Hm, dilihat dari tampang, Dika tentu tak seganteng Nicholas Saputra. Dari segi akting, Dika pun tak secemerlang Lukman Sardi atau Reza Rahadian. Kekuatan Dika bukan pada dua hal itu.
Dika dikenal pertama kali lewat buku "Kambing Jantan" (pertama terbit 2005). Itu buku kocak berisi berbagai tingkah kebodohan Dika. Lewat buku itu, Dika tak sungkan membuka aib segala polah bodohnya untuk ditertawakan pembacanya. Dari sini, orang pertama kali jatuh cinta pada kejujurannya bertutur.
Buku pertama sukses disusul buku-buku berikutnya. Resep Dika masih sama, bertutur secara kocak akan segala nasib sialnya, entah di dunia percintaan maupun hal lain.
Selain sebagai penulis, Dika menorehkan prestasi di jagad budaya pop kita ebagai salah satu pelopor era baru stand-up comedy. Meski akar stand-up comedy kita bisa dirunut hingga ke era Warkop DKI di tahun 1970-an, untuk kebangkitannya sekarang Dika terbilang yang ikut berjasa.
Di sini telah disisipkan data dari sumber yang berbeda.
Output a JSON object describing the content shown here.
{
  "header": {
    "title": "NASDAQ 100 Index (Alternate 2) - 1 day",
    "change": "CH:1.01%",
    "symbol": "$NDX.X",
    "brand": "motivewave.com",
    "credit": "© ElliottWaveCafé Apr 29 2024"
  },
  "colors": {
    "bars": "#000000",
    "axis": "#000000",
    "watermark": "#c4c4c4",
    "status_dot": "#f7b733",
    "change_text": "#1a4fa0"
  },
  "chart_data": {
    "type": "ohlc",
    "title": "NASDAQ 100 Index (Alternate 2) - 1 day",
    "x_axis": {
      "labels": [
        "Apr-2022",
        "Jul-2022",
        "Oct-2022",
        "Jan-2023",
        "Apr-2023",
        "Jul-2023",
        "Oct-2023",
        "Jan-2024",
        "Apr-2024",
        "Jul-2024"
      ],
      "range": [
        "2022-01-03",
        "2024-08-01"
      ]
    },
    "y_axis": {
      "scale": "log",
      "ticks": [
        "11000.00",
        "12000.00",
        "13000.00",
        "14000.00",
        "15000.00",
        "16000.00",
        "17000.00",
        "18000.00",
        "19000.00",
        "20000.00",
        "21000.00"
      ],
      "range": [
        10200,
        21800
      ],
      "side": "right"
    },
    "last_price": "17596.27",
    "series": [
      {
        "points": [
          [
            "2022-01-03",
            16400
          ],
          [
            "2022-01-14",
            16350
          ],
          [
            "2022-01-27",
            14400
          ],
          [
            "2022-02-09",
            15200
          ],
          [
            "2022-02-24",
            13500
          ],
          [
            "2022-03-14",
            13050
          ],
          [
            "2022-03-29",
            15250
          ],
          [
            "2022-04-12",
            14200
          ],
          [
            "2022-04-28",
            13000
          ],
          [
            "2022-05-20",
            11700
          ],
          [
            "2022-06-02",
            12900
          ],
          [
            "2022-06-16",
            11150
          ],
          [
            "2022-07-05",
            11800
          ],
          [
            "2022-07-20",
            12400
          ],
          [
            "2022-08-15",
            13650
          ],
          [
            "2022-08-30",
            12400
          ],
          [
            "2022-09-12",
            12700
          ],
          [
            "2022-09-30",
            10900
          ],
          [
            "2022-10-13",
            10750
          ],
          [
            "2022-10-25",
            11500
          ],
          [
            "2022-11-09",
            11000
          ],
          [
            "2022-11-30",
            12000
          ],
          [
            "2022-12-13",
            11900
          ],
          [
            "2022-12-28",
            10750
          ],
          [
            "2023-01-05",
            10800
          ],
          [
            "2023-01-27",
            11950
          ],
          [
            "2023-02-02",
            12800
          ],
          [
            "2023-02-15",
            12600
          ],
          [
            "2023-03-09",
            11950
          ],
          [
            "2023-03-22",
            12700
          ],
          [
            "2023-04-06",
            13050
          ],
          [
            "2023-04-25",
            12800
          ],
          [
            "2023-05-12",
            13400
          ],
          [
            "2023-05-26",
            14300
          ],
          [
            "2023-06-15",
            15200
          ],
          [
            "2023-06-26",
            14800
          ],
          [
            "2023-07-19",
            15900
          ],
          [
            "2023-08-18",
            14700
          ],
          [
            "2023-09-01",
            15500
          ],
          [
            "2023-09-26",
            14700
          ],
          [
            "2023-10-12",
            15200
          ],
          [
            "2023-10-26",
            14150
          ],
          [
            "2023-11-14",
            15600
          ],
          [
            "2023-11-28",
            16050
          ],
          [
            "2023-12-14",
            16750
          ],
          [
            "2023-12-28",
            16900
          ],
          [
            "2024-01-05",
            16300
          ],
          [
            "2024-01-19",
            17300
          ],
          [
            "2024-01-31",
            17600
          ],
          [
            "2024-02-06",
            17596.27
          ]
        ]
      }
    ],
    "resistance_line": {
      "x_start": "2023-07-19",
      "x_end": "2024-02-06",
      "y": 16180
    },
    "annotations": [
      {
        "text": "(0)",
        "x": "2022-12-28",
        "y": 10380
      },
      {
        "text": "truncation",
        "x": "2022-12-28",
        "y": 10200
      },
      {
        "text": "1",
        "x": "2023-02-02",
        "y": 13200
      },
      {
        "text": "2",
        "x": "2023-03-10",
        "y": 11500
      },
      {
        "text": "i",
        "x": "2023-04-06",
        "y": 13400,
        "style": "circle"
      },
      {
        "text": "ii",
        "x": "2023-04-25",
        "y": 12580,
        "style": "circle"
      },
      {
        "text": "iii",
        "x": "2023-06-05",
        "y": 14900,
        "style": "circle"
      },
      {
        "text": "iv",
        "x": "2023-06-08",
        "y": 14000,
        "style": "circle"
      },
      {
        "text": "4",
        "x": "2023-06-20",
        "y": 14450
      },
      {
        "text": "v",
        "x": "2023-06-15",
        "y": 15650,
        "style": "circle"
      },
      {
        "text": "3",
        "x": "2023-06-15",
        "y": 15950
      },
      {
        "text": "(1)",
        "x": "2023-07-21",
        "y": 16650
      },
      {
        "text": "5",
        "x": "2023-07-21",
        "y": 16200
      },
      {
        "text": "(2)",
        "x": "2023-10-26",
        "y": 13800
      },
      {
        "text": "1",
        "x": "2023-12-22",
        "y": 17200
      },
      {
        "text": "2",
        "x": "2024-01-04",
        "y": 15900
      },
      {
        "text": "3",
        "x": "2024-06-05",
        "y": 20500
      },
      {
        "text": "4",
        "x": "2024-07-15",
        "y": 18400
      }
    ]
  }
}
Sejak ia masih kuliah di Australia dahulu di awal 2000-an--sebelum ia menerbitkan buku "Kambing Jantan" dan main versi film bukunya itu. Ketika kuliah di Australia dulu, Dika pertama kali belajar serius stand-up comedy. Beruntung di dekade kedua abad ke-21 ini, stand-up comedy mendadak jadi tren di Tanah Air.
Komedi jenis ini kemudian merangsek menjadi bagian dari budaya populer arus-utama, punya penggemar dan acara teve sendiri. Dika, yang sudah membekalli diri dengan ilmu stand-up comedy sejak jauh hari, kemudian menjadi "tokoh" dari tren baru ini. Konon, saking banyak comic--sebutan pelawak di ranah stand-up comedy—yang bergaya ngelawak mirip Raditya Dika sampai muncul istilah "Radit Style".
Sekali lagi, apa sih yang bikin Dika disukai?
Dika--yang di ranah Twitter punya follower hampir tujuh juta--disukai orang mungkin karena menggambarkan sosok orang kebanyakan. Kita tahu, orang suka bintang film karena melihat sesuatu yang lain, sosok yang lebih dari mereka: lebih ganteng, lebih cantik, dan lebih segalanya. Tapi ada kalanya terjadi sebuah anomali: yang disuka penonton karena memiliki kedekatan dengan mereka.
Raditya Dika memenuhi syarat itu. Ia tidak ganteng dan juga aktingnya pun biasa saja. Tapi dari situ penonton banyak yang jatuh cinta padanya. Lewat sosok Dika, penonton kebanyakan seolah menitipkan angan mereka, orang bertampang biasa juga bisa menjadi terkenal.